Although the proposal says that the company is legally bound not to reveal its clients, it also boasts that “PSY has succeeded in placing the results of its intelligence activities in top-tier publications across the globe in order to advance the interests of its clients.”
That proposal was the result of a collaboration that gelled after Trump’s victory -- a mutual non-disclosure agreement between Cambridge and PSY Group is dated Dec. 14, 2016 -- but the documents don’t indicate how the companies initially connected or why they decided to work together.
Companies Shut Down
Cambridge Analytica and the elections division of SCL shut down this month following scrutiny of the companies’ business practices, including the release of a secretly recorded interview of Cambridge CEO Alexander Nix saying he could entrap politicians in compromising situations.
The joint proposal for the State Department’s Global Engagement Center was for a project to interrupt the recruitment and radicalization of ISIS members, and it provides insight into PSY Group’s use of fake social-media personas.
The company spent months preparing for the proposal by developing a persona for “an average Chicago teenager” named Madison who converted from Christianity to Islam and became alienated from her parents. Over a period of many weeks, Madison interacted with an ISIS recruiter, received instructions for sending money to fighters in Syria, and began an extended flirtation with a fighter in Raqqa, Syria.
Among the long-term objectives of Madison’s persona were obtaining names and contacts of “radical Turkish Islamic elements” and obtaining bank accounts and routing numbers for donating to ISIS, according to the proposal seen by Bloomberg News.
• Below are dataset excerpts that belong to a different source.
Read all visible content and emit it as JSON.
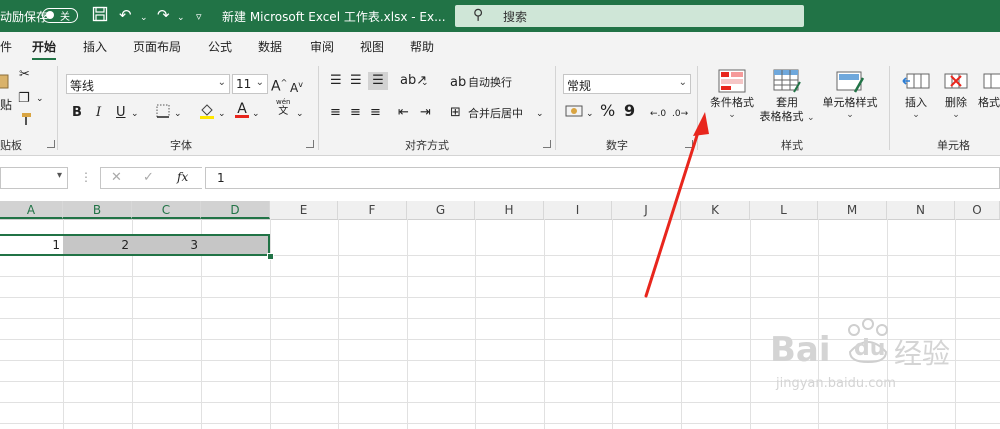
{
  "titlebar": {
    "autosave_label": "动励保存",
    "autosave_state": "关",
    "doc_title": "新建 Microsoft Excel 工作表.xlsx  -  Ex...",
    "search_placeholder": "搜索"
  },
  "menu": {
    "tabs": [
      "件",
      "开始",
      "插入",
      "页面布局",
      "公式",
      "数据",
      "审阅",
      "视图",
      "帮助"
    ],
    "active_tab": "开始"
  },
  "ribbon": {
    "clipboard": {
      "paste_label": "贴",
      "group_label": "贴板"
    },
    "font": {
      "font_name": "等线",
      "font_size": "11",
      "grow": "A",
      "shrink": "A",
      "bold": "B",
      "italic": "I",
      "underline": "U",
      "phonetic_top": "wén",
      "phonetic_bottom": "文",
      "group_label": "字体"
    },
    "alignment": {
      "wrap_text": "自动换行",
      "merge_center": "合并后居中",
      "group_label": "对齐方式"
    },
    "number": {
      "format": "常规",
      "percent": "%",
      "comma": "9",
      "group_label": "数字"
    },
    "styles": {
      "conditional": "条件格式",
      "table_format_1": "套用",
      "table_format_2": "表格格式",
      "cell_styles": "单元格样式",
      "group_label": "样式"
    },
    "cells": {
      "insert": "插入",
      "delete": "删除",
      "format": "格式",
      "group_label": "单元格"
    }
  },
  "formula_bar": {
    "fx": "fx",
    "value": "1"
  },
  "columns": [
    "A",
    "B",
    "C",
    "D",
    "E",
    "F",
    "G",
    "H",
    "I",
    "J",
    "K",
    "L",
    "M",
    "N",
    "O"
  ],
  "selected_columns": [
    "A",
    "B",
    "C",
    "D"
  ],
  "row1": {
    "A": "1",
    "B": "2",
    "C": "3"
  },
  "watermark": {
    "brand": "Bai",
    "brand2": "du",
    "cn": "经验",
    "url": "jingyan.baidu.com"
  },
  "colors": {
    "excel_green": "#217346",
    "annotation_red": "#e8261d",
    "selection_gray": "#c6c6c6"
  }
}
The State Department’s Global Engagement Center entered into a contract with SCL Group last year, but it didn’t include provisions for work to be performed by any subcontractors, according to a department spokesman. That contract didn’t involve social media and was focused on in-person interviews, according to an earlier department briefing.
Tower Meeting
The Trump Tower meeting in August 2016 included Zamel, the PSY Group founder, and George Nader, an adviser to the ruling families of Saudi Arabia and the United Arab Emirates, according to the New York Times report. PSY Group’s decision to shut down appears to have come the same week that Nader testified before the grand jury working with Mueller, according to the timing of that testimony previously reported in the Times.
Following the election, Nader hired a different company of Zamel’s called WhiteKnight, which specializes in open-source social media research and is based in the Caribbean, according to a person familiar with the transaction.
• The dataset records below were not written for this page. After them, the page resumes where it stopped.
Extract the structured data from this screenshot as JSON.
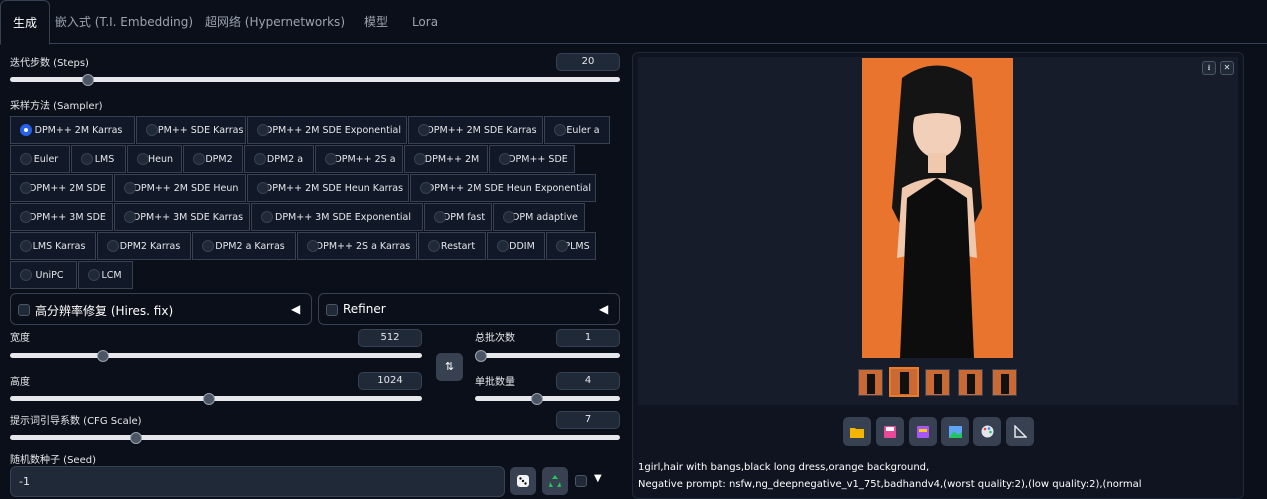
{
  "tabs": [
    {
      "label": "生成",
      "active": true
    },
    {
      "label": "嵌入式 (T.I. Embedding)"
    },
    {
      "label": "超网络 (Hypernetworks)"
    },
    {
      "label": "模型"
    },
    {
      "label": "Lora"
    }
  ],
  "steps": {
    "label": "迭代步数 (Steps)",
    "value": "20",
    "min": 1,
    "max": 150,
    "current": 20
  },
  "sampler": {
    "label": "采样方法 (Sampler)",
    "selected": "DPM++ 2M Karras",
    "rows": [
      [
        "DPM++ 2M Karras",
        "DPM++ SDE Karras",
        "DPM++ 2M SDE Exponential",
        "DPM++ 2M SDE Karras",
        "Euler a"
      ],
      [
        "Euler",
        "LMS",
        "Heun",
        "DPM2",
        "DPM2 a",
        "DPM++ 2S a",
        "DPM++ 2M",
        "DPM++ SDE"
      ],
      [
        "DPM++ 2M SDE",
        "DPM++ 2M SDE Heun",
        "DPM++ 2M SDE Heun Karras",
        "DPM++ 2M SDE Heun Exponential"
      ],
      [
        "DPM++ 3M SDE",
        "DPM++ 3M SDE Karras",
        "DPM++ 3M SDE Exponential",
        "DPM fast",
        "DPM adaptive"
      ],
      [
        "LMS Karras",
        "DPM2 Karras",
        "DPM2 a Karras",
        "DPM++ 2S a Karras",
        "Restart",
        "DDIM",
        "PLMS"
      ],
      [
        "UniPC",
        "LCM"
      ]
    ]
  },
  "hires": {
    "label": "高分辨率修复 (Hires. fix)",
    "arrow": "◀"
  },
  "refiner": {
    "label": "Refiner",
    "arrow": "◀"
  },
  "width": {
    "label": "宽度",
    "value": "512",
    "min": 64,
    "max": 2048,
    "current": 512
  },
  "height": {
    "label": "高度",
    "value": "1024",
    "min": 64,
    "max": 2048,
    "current": 1024
  },
  "batch_count": {
    "label": "总批次数",
    "value": "1",
    "min": 1,
    "max": 100,
    "current": 1
  },
  "batch_size": {
    "label": "单批数量",
    "value": "4",
    "min": 1,
    "max": 8,
    "current": 4
  },
  "swap_icon": "⇅",
  "cfg": {
    "label": "提示词引导系数 (CFG Scale)",
    "value": "7",
    "min": 1,
    "max": 30,
    "current": 7
  },
  "seed": {
    "label": "随机数种子 (Seed)",
    "value": "-1",
    "extra_arrow": "▼"
  },
  "icons": {
    "dice": "dice-icon",
    "recycle": "recycle-icon",
    "download": "download-icon",
    "close": "close-icon",
    "folder": "folder-icon",
    "save": "save-icon",
    "zip": "zip-icon",
    "img2img": "image-icon",
    "inpaint": "palette-icon",
    "extras": "ruler-icon"
  },
  "colors": {
    "accent": "#2563eb",
    "orange": "#ea7c28",
    "bg": "#0b0f19"
  },
  "output": {
    "prompt": "1girl,hair with bangs,black long dress,orange background,",
    "negative": "Negative prompt: nsfw,ng_deepnegative_v1_75t,badhandv4,(worst quality:2),(low quality:2),(normal"
  }
}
The person described WhiteKnight as a high-end business consulting firm owned in part by Zamel that completed a post-election analysis for Nader that examined the role that social media played in the 2016 election.
There is little public information about WhiteKnight or its products, and the company does not appear to have a website.
Another person familiar with PSY Group’s operations said that months ago, there was discussion about rebranding the firm under a different name.
The name being discussed internally, according to the person, was WhiteKnight.